A few things to note:

  1. Any Arduino modules with ATmega32u4 chips or Due and Zero boards are supported. Arduino Micro is the cheapest one, though.
  2. Using a breadboard is a low-cost option, but it is not the best/stablest choice. I made a PCB blueprint that allows you to print the integrated board and solder up the parts.
  3. You can also design and build your own microphones modules, just make sure you know how to connect them to your Arduino module.
  4. Thick, solid, dense and heavy wood is the best choice, while plywood, particleboard and medium-density fiberboard (MDF) are fragile at their edges and can be easily damaged. For better experience, you should cut the planks with the shapes shown in the picture. If you want it easier, just prepare 4 planks.

Connecting the Parts

The scheme is quite simple. You don't even need and extra resistors or capacitors. All you need are jumper wires.

Each microphone module has 4 pins, and we only need 3 of them (A0, +, and G). Simply connect their A0 outputs to Arduino Micro's A0~A3 inputs, then connect their + pins together with module's 5V pin, then the G pins together to the ground. Use the following picture if you have any problems.

(Picture to be uploaded)

Uploading the Program to the Board

  1. Download and install Arduino IDE.
  2. Create a folder and put the source files (sanro.ino and cache.h) into it.
  3. Connect your Arduino Micro to your computer with a USB cable. The driver installation should be automatic, but if you have any questions about it, check this official guide.
  4. Open the sanro project in Arduino IDE.
  5. Select "Board" - "Arduino/Genuino Micro" from the menu.
  6. Compile and upload the program.

Configuration

WARNING: Because of the deviations between the microphones and the installation of them on the planks, you will spend much time adjusting the hardware circuits and the parameters in the program. Be patient, there are lots of tries-and-errors up ahead.

Hardware

Literally there is only one thing you need to do: glue each microphone to the wood plank. However, the problem is how you do it. There are two main criteria when doing this job:

  • Attach the microphone to the plank as close/tight as possible; and
  • Seal the microphone to isolate it from outside noises

To accomplish both, you can remove the filter covering the microphone receiver, then attach the receiver face (the microphones are usually cylindrical, like the KEYES K-036 that I used) tightly to the surface of the plank, and seal it with superglue. In this way, the soundwave from the plank can be directly transmitted to the microphone, loud and clear. Also, noises and soundwave from nearby planks can be reduced to the minimum.

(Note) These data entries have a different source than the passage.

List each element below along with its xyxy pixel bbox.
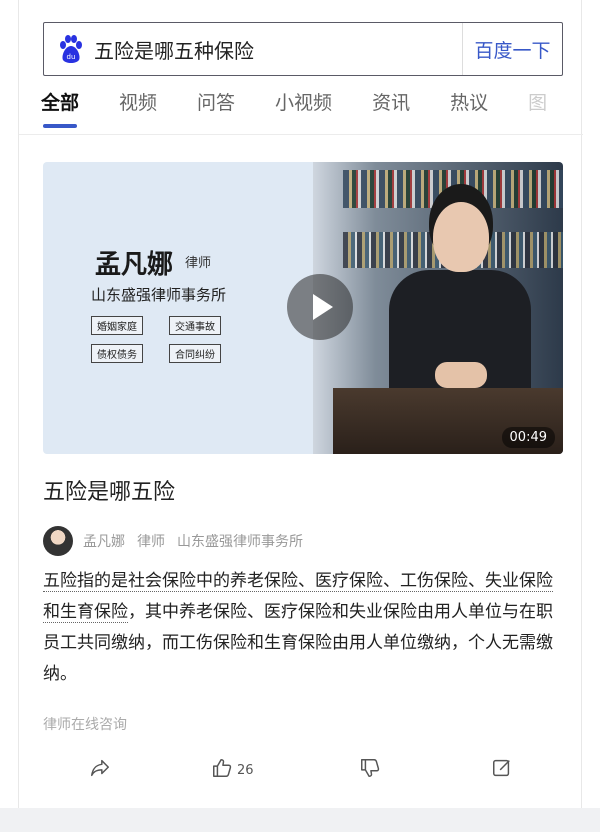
like-count: 26 (237, 762, 254, 778)
thumbs-down-icon (359, 757, 381, 783)
thumbs-up-icon (211, 757, 233, 783)
author-role: 律师 (137, 534, 165, 550)
video-lawyer-role: 律师 (185, 256, 212, 271)
dislike-button[interactable] (359, 756, 381, 784)
tab-images[interactable]: 图 (528, 88, 547, 132)
page-bottom-background (0, 808, 600, 832)
baidu-paw-icon: du (58, 34, 84, 64)
result-card-frame: du 五险是哪五种保险 百度一下 全部 视频 问答 小视频 资讯 热议 图 孟凡… (18, 0, 583, 808)
share-icon (89, 757, 111, 783)
result-tabs: 全部 视频 问答 小视频 资讯 热议 图 (41, 88, 581, 132)
author-firm: 山东盛强律师事务所 (177, 534, 303, 550)
tab-video[interactable]: 视频 (119, 88, 157, 132)
result-snippet: 五险指的是社会保险中的养老保险、医疗保险、工伤保险、失业保险和生育保险，其中养老… (43, 566, 563, 690)
edit-button[interactable] (491, 756, 513, 784)
practice-tag: 婚姻家庭 (91, 316, 143, 335)
author-name: 孟凡娜 (83, 534, 125, 550)
tabs-divider (19, 134, 583, 135)
video-thumbnail[interactable]: 孟凡娜 律师 山东盛强律师事务所 婚姻家庭 交通事故 债权债务 合同纠纷 00:… (43, 162, 563, 454)
practice-tag: 债权债务 (91, 344, 143, 363)
practice-tag: 交通事故 (169, 316, 221, 335)
result-title[interactable]: 五险是哪五险 (43, 474, 175, 506)
tab-short-video[interactable]: 小视频 (275, 88, 332, 132)
video-lawyer-name: 孟凡娜 (95, 250, 174, 280)
tab-all[interactable]: 全部 (41, 88, 79, 132)
tab-news[interactable]: 资讯 (372, 88, 410, 132)
svg-text:du: du (67, 53, 76, 61)
search-button[interactable]: 百度一下 (462, 23, 562, 75)
share-button[interactable] (89, 756, 111, 784)
action-bar: 26 (19, 756, 583, 786)
video-duration: 00:49 (501, 427, 555, 448)
search-bar[interactable]: du 五险是哪五种保险 百度一下 (43, 22, 563, 76)
practice-tag: 合同纠纷 (169, 344, 221, 363)
like-button[interactable]: 26 (211, 756, 254, 784)
author-line: 孟凡娜 律师 山东盛强律师事务所 (43, 526, 315, 556)
tab-discussion[interactable]: 热议 (450, 88, 488, 132)
search-input[interactable]: 五险是哪五种保险 (94, 35, 462, 64)
avatar (43, 526, 73, 556)
result-source[interactable]: 律师在线咨询 (43, 714, 127, 734)
play-icon[interactable] (287, 274, 353, 340)
video-law-firm: 山东盛强律师事务所 (91, 286, 227, 304)
edit-icon (491, 757, 513, 783)
tab-qa[interactable]: 问答 (197, 88, 235, 132)
lawyer-figure-head (433, 202, 489, 272)
lawyer-figure-hands (435, 362, 487, 388)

Also, please note that there is a potentiometer on the KEYES module, which is used to set the quiescent operating point of the microphone. Although I have implemented algorithms to eliminate the bias caused by unequal quiescent operating point of each microphone, it is better to adjust the potentiometer manually and keep the quiescent operating points of the microphones at approximately the same level. To do this, you may need to contact your microphone provider.

Parameters in the Program

All you need to change is the LIGHT_THRES and the HEAVY_THRES, according to your microphone configuration.

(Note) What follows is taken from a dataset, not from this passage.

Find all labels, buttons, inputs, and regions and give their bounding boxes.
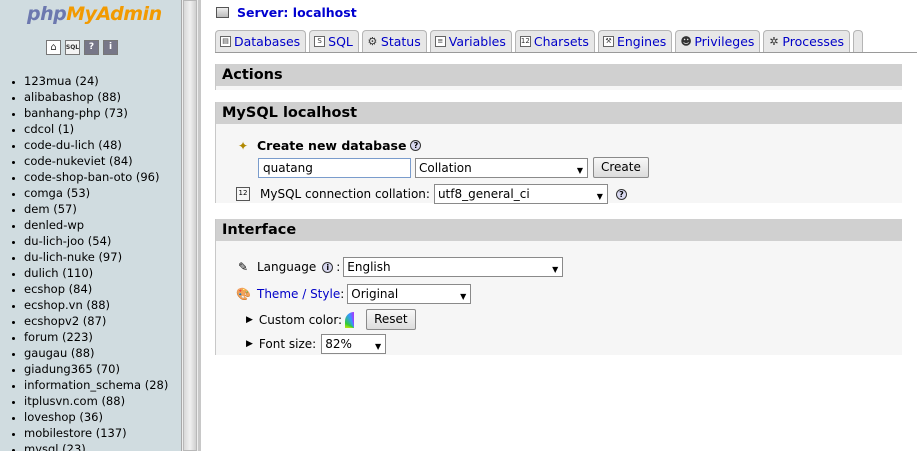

The codes are short and self-explanatory, if you need help understanding them, please refer to the "About the Algorithm" part.

(To be completed)

About the Algorithm

The algorithm in the program is simple, and there are still much more to be optimized. All pull requests are welcomed!

In short, the signal processing job can be divided into 4 steps after acquiring the samples from the analog inputs:

  1. Take the derivative
  2. Calculate the power of the wavaform
  3. Calculate the convolution of the power
  4. Find the peak of the power convolution, compare it with the thresholds to see if there is a hit

This picture shows the algorithm in a clearer way:

(Picture to be uploaded)

Step 1 is to elinimate the difference of quiescent operating point, which makes it easier to calculate the power of the waveform.

Step 2 is to enhance the signal to noise ratio (SNR), which can further eliminate the noise. LIGHT_THRES is also used here to cut the low-power part out.

Step 3 is to "polish" the power curve to make it more like a sequence of hit pulses, which makes it easier to find the power peak.